Kapitalistler mitler icat etmeyi çok sever. 2018 yılına gelindiğinde Boeing miti de masum yolcularıyla birlikte yere çakılacaktır.

Boeing 737 Max ve yere çakılan kapitalizm

Boeing şirketi, Detroit Michigan doğumlu William Edward Boeing tarafından 1916 yılında ABD’nin Washington eyaletinde kuruldu.1 Şirket, özellikle II. Dünya Savaşı’nda ABD hava kuvvetlerinin itici gücü oldu. Günümüzde genellikle yolcu uçaklarıyla tanınan Boeing firmasının kuruluş amacı güçlü ve etkili savaş makineleri üretmekti. Örneğin; popüler bir saldırı helikopteri olan ve 1984 yılında üretilen Apache AH-64A Boeing şirketi tarafından üretildi. Serinin son modeli AH-64E. Şirket, yeni modeller üretmek yerine eski modeller üzerinde çalışmayı ve bunları geliştirmeyi seviyor. Apache helikopteri, 2028 yılına kadar üretilecek ve 2060 yılına dek ABD ordusunun hem savunma hem de saldırı gücünün temel dayanağını oluşturmaya devam edecek. Öyleyse şirketin çalışma yelpazesini sıralayalım: Uçak, helikopter, roket, uydu, çeşitli füzeler ve telekominikasyon ekipmanları. Bu listeden, rahatlıkla şöyle bir çıkarımda bulunabiliriz: Günümüzde bizlere masum görünen iletişim teknolojilerine bağlı tüm araçlar, askeri araştırmaların şemsiyesi altında gelişmiştir. Geçmişten örnek vermek gerekirse telgraf, radyo, internet vb..

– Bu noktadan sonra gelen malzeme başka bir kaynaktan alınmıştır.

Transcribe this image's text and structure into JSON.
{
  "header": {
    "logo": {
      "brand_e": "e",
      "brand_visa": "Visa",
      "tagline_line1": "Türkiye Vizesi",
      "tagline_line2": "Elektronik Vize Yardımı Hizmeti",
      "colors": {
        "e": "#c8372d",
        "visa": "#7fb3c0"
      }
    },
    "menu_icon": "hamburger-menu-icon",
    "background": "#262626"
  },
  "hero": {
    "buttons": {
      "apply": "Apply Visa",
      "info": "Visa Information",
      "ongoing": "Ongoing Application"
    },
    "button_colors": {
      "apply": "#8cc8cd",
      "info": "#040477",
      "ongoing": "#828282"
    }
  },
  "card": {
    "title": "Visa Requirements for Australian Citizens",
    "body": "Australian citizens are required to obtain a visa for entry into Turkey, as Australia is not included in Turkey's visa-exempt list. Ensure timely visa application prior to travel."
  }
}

Zamanımızın en büyük hastalığı hız ve tarihsizleştirme. Tarihten kopuk, hıza aşık ve akıllı cihazlara bağımlı liberal cemaatimiz, küresel iletişim ağlarının özgürlüğünün tadını çıkarmakla meşguldü. Şimdi, kapitalizmin özgürleştirici gücüne iman edenler yavaş yavaş internetin ve onun dallarında yeşeren sosyal medyanın askeri/sert yüzüyle yüzleşmeye başladı. Peki, bu yüzleşme büyük bir uyanışla mı, yoksa rıza mühendisliğinin zaferiyle mi taçlanacak? Karanlık biraz daha ağır basıyor gibi görünüyor. Yine de kahin değilim, böyle bir soruya cevap veremem...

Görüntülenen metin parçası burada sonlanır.